To summarize: the higher the Risk Score (R), the more restrictive the parameters. A low-risk asset enjoys more flexibility (lower collateral requirements, lower fees, higher usage limits), whereas a high-risk asset is kept on a tight leash (lots of collateral required, higher borrowing cost, and a hard cap on exposure).
Objective: Analyze the Probability Distribution of Collateral-caused Bad Debt Accrual Events.
Purpose: To model the sensitivity of the loss distribution of bad debt accrual caused by specific collateral to Stable Unit consisting of n underlying collaterals to changes in correlation of being the cause of Bad Debt Accrual Events.
Underlying math behind the modeling of Distribution Probability calculation:
Distribution is built on the principle that collateral may cause occurrence of a bad debt accrual event and, in the case of such event the loss exposure. In this regard, the probability of default represents the likelihood of an insolvency event. The loss given default (LGD) accounts for the unrecovered portion (bad debt) of an asset exposure.
Various approaches exist to model the losses. Some rely on a formula-based approach, but more commonly used are a Monte Carlo simulation approach to derive such a distribution. For each simulation g = 1, …, G, the expected portfolio loss is computed.
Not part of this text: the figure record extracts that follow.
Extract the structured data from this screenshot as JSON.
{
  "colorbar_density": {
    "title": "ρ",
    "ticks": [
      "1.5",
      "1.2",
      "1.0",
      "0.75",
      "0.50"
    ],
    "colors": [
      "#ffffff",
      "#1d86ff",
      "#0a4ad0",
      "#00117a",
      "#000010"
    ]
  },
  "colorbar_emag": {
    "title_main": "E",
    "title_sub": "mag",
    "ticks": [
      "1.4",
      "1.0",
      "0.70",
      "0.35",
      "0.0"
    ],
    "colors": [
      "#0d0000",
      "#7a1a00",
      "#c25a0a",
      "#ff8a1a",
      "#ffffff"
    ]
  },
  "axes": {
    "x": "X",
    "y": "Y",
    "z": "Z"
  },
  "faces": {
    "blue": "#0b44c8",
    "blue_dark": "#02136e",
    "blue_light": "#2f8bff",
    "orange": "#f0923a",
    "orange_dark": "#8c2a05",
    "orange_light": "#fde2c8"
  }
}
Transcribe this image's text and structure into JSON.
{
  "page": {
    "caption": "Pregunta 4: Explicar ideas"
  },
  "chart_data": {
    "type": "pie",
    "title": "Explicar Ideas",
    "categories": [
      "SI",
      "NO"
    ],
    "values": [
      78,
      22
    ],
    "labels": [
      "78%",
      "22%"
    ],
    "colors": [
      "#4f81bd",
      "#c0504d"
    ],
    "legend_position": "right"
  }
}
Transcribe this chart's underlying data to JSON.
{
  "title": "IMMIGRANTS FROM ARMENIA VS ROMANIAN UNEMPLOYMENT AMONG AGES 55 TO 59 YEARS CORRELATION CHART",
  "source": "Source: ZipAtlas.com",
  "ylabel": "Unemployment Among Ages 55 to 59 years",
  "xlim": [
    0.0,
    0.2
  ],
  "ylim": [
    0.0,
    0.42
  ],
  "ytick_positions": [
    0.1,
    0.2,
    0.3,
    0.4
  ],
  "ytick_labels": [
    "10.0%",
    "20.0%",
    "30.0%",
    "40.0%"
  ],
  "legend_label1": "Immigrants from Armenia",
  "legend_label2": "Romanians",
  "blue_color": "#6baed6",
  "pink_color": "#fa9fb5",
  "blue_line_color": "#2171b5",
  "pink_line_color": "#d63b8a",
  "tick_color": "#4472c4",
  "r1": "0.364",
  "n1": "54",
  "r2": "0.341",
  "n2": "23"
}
If we repeat the random process and obtain a distribution, we can draw a shape shown above for humans to read and make recommendations.
This curve highlights a typical asymmetric profile where small losses have a higher probability of occurrence than greater losses.
At the same time, this chart also points out the distinction between expected loss and unexpected loss.
The latter is obtained as a difference between a given quantile of the distribution (i.e., credit value at risk VaR of debt, (1−α)) and the expected loss.